Interrogé par BFMTV le 14 juin, Jordan Bardella n'avait pas fait de l'abrogation de la réforme des retraites l'une de ses priorités et avait semblé vouloir se laisser du temps en parlant d'un "audit" des comptes publics. Le président du RN avait néanmoins promis une nouvelle réforme "dans un second temps", après avoir "réglé le temps des urgences". Concrètement, le Rassemblement national promet aux personnes "qui ont commencé à travailler avant 20 ans" de partir à la retraite à 60 ans, s'ils ont cumulé "40 annuités de cotisation". Dans un entretien accordé au Parisien, lundi 17 juin, il parle désormais, comme Jean-Philippe Tanguy d'une abrogation "à partir de l'automne". 

Au-delà de l'abrogation, le Rassemblement national propose que ceux qui ont commencé à travailler après 20 ans pourront partir à la retraite entre 60 et 62 ans, en fonction du nombre d'années travaillées. Tandis que ceux qui n'auront pas suffisamment cotisé avant pourront obtenir une retraite à taux plein à 65 ans. "Notre réforme coûte 9 milliards d'euros", a affirmé Jean-Philippe Tanguy. Celle-ci serait financée en partie par le développement des carrières longues puisque, selon lui, les "jeunes" seraient "encouragés" à travailler plus tôt dans l'espoir de pouvoir bénéficier d'une retraite à 60 ans. Le Rassemblement national souhaite également augmenter la productivité, c'est-à-dire "la richesse que l'on crée par une heure de travail".
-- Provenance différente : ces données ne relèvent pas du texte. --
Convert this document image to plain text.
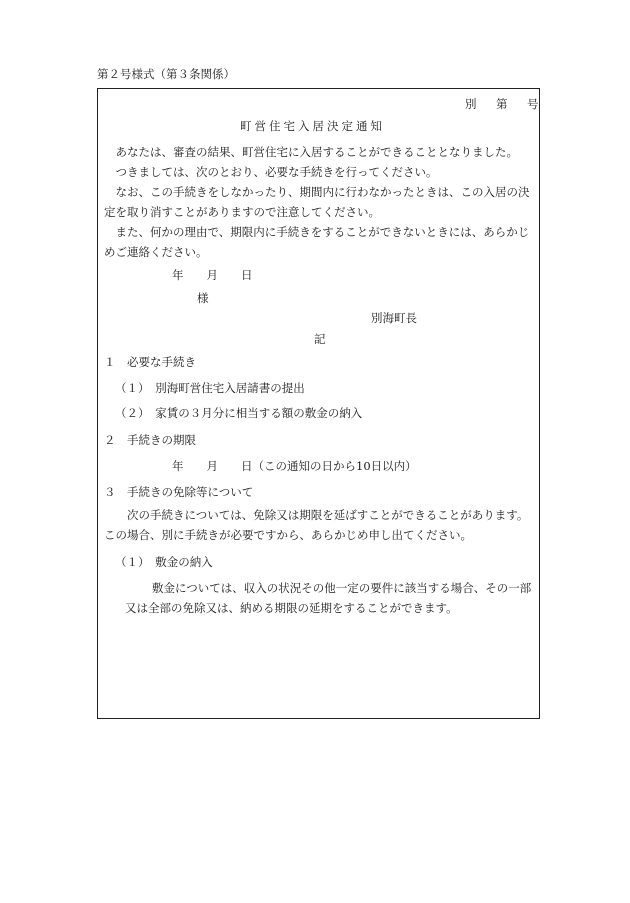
第２号様式（第３条関係）
別　第　号
町営住宅入居決定通知
あなたは、審査の結果、町営住宅に入居することができることとなりました。
つきましては、次のとおり、必要な手続きを行ってください。
なお、この手続きをしなかったり、期間内に行わなかったときは、この入居の決定を取り消すことがありますので注意してください。
また、何かの理由で、期限内に手続きをすることができないときには、あらかじめご連絡ください。
年　　月　　日
様
別海町長
記
１　必要な手続き
（１）　別海町営住宅入居請書の提出
（２）　家賃の３月分に相当する額の敷金の納入
２　手続きの期限
年　　月　　日（この通知の日から10日以内）
３　手続きの免除等について
次の手続きについては、免除又は期限を延ばすことができることがあります。この場合、別に手続きが必要ですから、あらかじめ申し出てください。
（１）　敷金の納入
敷金については、収入の状況その他一定の要件に該当する場合、その一部
又は全部の免除又は、納める期限の延期をすることができます。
La coalition présidentielle critique "l'irresponsabilité" de ses rivaux

Le gouvernement et les responsables de la coalition présidentielle fustigent "l'irresponsabilité" des propositions "irréalistes" et "irréalisables" formulées par le Nouveau Front Populaire et par le Rassemblement national. Lundi 17 juin, sur RTL, le Premier ministre, Gabriel Attal, a dénoncé l'idée portée par l'alliance de gauche d'un "retour à la retraite à 60 ans, qui coûte quasiment 100 milliards d'euros, qui serait quasiment impossible à financer et qui se traduirait par une baisse des pensions". Ce mardi 18 juin, sur FranceInfo, le chef du gouvernement a aussi vivement critiqué le RN, sur les retraites et plus largement : "Il y a beaucoup de flou, beaucoup d'approximations, beaucoup de reniements, c'est pour ça qu'il y a beaucoup d'inquiétudes, notamment du monde économique"
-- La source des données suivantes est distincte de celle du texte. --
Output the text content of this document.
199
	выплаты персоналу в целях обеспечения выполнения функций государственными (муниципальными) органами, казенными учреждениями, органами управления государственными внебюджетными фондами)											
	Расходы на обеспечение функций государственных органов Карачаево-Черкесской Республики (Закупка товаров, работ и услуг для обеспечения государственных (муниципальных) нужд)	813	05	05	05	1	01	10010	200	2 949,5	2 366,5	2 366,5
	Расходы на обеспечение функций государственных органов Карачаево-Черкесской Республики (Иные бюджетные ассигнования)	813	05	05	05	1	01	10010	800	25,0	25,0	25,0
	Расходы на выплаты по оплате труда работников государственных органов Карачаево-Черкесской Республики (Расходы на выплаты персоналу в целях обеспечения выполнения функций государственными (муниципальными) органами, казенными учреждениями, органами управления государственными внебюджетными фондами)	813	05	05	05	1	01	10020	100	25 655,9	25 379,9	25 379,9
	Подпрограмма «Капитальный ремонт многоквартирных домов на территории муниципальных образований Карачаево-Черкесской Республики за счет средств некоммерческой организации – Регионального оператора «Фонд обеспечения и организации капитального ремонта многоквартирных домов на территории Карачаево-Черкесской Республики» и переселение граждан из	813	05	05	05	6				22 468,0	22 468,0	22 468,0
"On a deux démagogies qui s'opposent, une irresponsabilité dès le mois de juillet et une irresponsabilité en octobre" a, quant à lui, mis en cause le ministre délégué chargé de l'Industrie et de l'Energie, Roland Lescure, en évoquant les calendriers d'abrogation prévus par le NFP et le RN. Et de tacler, "les magiciens de l'extrême droite et de l'extrême gauche". "Pour financer la hausse de l'espérance de vie, dont on est tous très heureux, il faut travailler davantage", a-t-il expliqué.
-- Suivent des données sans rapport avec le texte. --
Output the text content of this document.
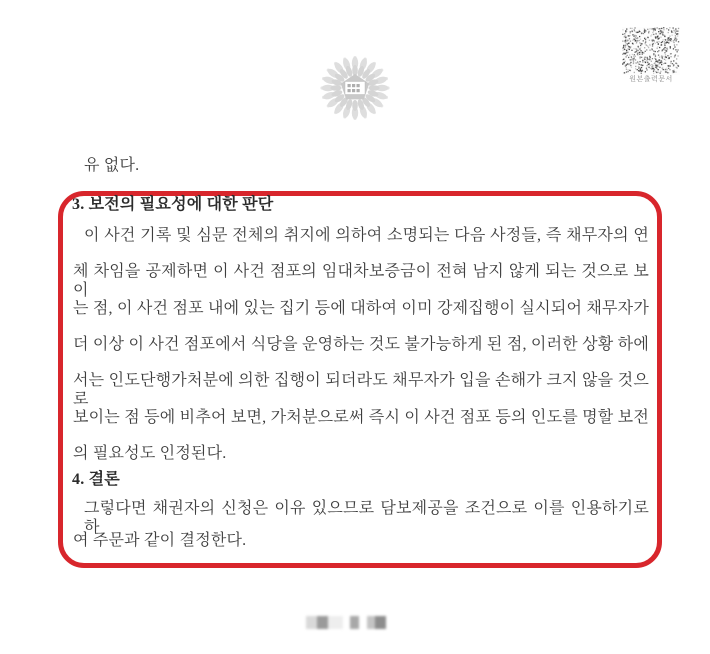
원본출력문서
유 없다.
3. 보전의 필요성에 대한 판단
이 사건 기록 및 심문 전체의 취지에 의하여 소명되는 다음 사정들, 즉 채무자의 연
체 차임을 공제하면 이 사건 점포의 임대차보증금이 전혀 남지 않게 되는 것으로 보이
는 점, 이 사건 점포 내에 있는 집기 등에 대하여 이미 강제집행이 실시되어 채무자가
더 이상 이 사건 점포에서 식당을 운영하는 것도 불가능하게 된 점, 이러한 상황 하에
서는 인도단행가처분에 의한 집행이 되더라도 채무자가 입을 손해가 크지 않을 것으로
보이는 점 등에 비추어 보면, 가처분으로써 즉시 이 사건 점포 등의 인도를 명할 보전
의 필요성도 인정된다.
4. 결론
그렇다면 채권자의 신청은 이유 있으므로 담보제공을 조건으로 이를 인용하기로 하
여 주문과 같이 결정한다.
Par ailleurs, après Emmanuel Macron la semaine dernière, Gabriel Attal a réitéré samedi 15 juin sur France 2, l'engagement de "revaloriser les retraites du montant de l'inflation". Cette indexation est prévue par le code de la Sécurité sociale, mais le gouvernement peut choisir d’y déroger ou de sous-indexer, via le projet de loi de financement de la budget de la Sécurité sociale. Une hypothèse qui avait circulée ces derniers mois, mais à laquelle le président de la République a mis fin lors de sa conférence de presse du 12 juin.